Mutual and inconvenient. When we were together heat flashed between us, and the fire was too hot to be one-sided. Torrence and Ryan trotted into the paddock. Ryan slipped from Torrence’s back then led Torrence toward where Bronco stood. Bronco whinnied.
“Where are you right now? You’re usually home by now.”
I paused, then just decided to tell the truth. “We’re up at Gayle’s. We went for a ride.”
“You took him to Gayle’s?” Lane asked. Surprise flashed in her voice.
“I thought the outdoors and the sunshine would be helpful,” I said.
“I’m sure it was. Did you let him ride Bronco?”
I scraped my shoe through the straw that lined the tack room floor. “Bronco is too wild for anyone to ride,” I said. “I always let my friends ride Torrence.”
“Riiiiight,” Lane said.
I understood what Lane was trying to say without saying it. Very few people went out to Gayle’s with me. I only brought people who I trusted and who were importa
nt to me. Gayle’s was a very safe and very private place in my life. Gayle’s was my sanctuary. A place where I didn’t have to think about being Steve Legend’s daughter … and a place I didn’t share with just anyone.
“It was probably really great for him,” Lane said. “That was super nice of you.”
“Yeah, it was. And now I’m pissed.”
“Tell him,” Lane said. “Tell him you’re pissed and tell him why.”
“That’s not what we do,” I said.
One of the rules of being a Legend was, don’t piss people off. Especially people you might want, or need, to work with.
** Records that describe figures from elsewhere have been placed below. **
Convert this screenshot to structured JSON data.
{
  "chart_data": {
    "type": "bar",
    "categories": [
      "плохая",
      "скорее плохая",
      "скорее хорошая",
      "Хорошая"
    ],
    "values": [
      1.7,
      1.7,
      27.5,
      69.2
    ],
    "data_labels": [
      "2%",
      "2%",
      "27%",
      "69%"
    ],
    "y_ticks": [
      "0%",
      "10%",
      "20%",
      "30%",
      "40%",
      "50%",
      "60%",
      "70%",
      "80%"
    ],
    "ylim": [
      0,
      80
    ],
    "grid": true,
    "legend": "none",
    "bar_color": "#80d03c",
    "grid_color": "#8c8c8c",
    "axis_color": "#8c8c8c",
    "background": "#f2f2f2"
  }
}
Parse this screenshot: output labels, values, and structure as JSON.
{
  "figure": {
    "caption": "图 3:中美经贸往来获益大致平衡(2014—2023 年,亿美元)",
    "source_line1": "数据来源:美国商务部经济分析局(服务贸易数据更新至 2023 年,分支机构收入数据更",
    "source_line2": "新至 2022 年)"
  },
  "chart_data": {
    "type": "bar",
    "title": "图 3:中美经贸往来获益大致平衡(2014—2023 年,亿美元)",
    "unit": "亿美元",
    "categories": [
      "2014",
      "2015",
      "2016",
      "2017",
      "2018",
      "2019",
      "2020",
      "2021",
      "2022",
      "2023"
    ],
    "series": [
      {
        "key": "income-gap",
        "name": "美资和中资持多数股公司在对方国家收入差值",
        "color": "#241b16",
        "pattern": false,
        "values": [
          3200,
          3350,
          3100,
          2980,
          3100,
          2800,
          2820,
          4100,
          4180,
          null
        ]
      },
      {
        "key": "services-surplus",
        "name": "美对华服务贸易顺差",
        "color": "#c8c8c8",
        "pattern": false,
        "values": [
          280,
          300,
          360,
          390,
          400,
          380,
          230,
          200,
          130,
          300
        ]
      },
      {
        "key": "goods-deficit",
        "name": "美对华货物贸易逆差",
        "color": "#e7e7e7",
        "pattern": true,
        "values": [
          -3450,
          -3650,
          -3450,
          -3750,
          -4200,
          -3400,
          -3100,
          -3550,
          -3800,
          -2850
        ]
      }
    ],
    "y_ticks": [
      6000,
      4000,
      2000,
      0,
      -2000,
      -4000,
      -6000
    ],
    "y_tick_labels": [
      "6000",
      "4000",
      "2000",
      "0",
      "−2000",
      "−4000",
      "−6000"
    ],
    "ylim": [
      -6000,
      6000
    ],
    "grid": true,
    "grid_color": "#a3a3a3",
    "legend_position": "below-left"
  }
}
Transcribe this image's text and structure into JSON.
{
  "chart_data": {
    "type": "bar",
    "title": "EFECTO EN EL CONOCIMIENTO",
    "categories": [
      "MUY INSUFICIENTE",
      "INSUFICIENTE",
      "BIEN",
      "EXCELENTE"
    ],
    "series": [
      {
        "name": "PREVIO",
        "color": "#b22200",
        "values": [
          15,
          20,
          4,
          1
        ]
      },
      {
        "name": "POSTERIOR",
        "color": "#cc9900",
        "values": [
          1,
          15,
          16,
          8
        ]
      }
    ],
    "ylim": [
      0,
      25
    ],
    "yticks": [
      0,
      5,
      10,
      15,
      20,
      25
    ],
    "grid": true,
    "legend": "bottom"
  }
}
Ryan was going through a tough patch in his career now, but eventually he would rise. He had the skills and the ability as an actor to make a comeback if he really wanted. I couldn’t piss off Ryan by telling him I was mad, by telling him the truth. Better to keep my mouth shut and pretend what he’d said didn’t bother me. Besides, I wanted to keep my job.
I watched through the window as Ryan pulled the saddle from Torrence’s back and walked toward the barn.
“I gotta go,” I whispered. “He’s here.”
“Good luck,” Lane said. “Tell him the truth. He deserves to know why he’s an idiot.”
We said good-bye and then I pressed the end button on my phone and plucked my earphones from my ears. While Ryan did deserve to know why he was an idiot, I definitely didn’t want to be the girl who was going to tell him.
Ryan
Once we’d washed the horses, fed them, and let them loose in the pasture, dusk had settled around us. Amanda said next to nothing. She smiled, but it wasn’t a real smile. This smile was tightlipped and it didn’t reach her eyes and was not even a poor relative of the smile I’d seen earlier in the day. I followed her into Gayle’s house. The warm scent of freshly baked bread mixed with a garlicky meaty smell greeted us. My stomach rumbled.
“Dinner is nearly ready,” Gayle said. “Go wash up.” Her eyes traveled from Amanda to me, and back to Amanda. She looked back at me. Gayle, too, knew something was wrong, that something had changed. I knew she could see the distance in Amanda’s eyes. I shrugged and turned my palms up toward the ceiling. Why was Amanda irritated? I was trying to do the right thing and apologize for being an addicted ass. Making amends for what I did would help me to stay solid in my sobriety. But my attempt to apologize to Amanda caused her to ride away. The friendly look in her eyes had been replaced with a gaze empty of emotion.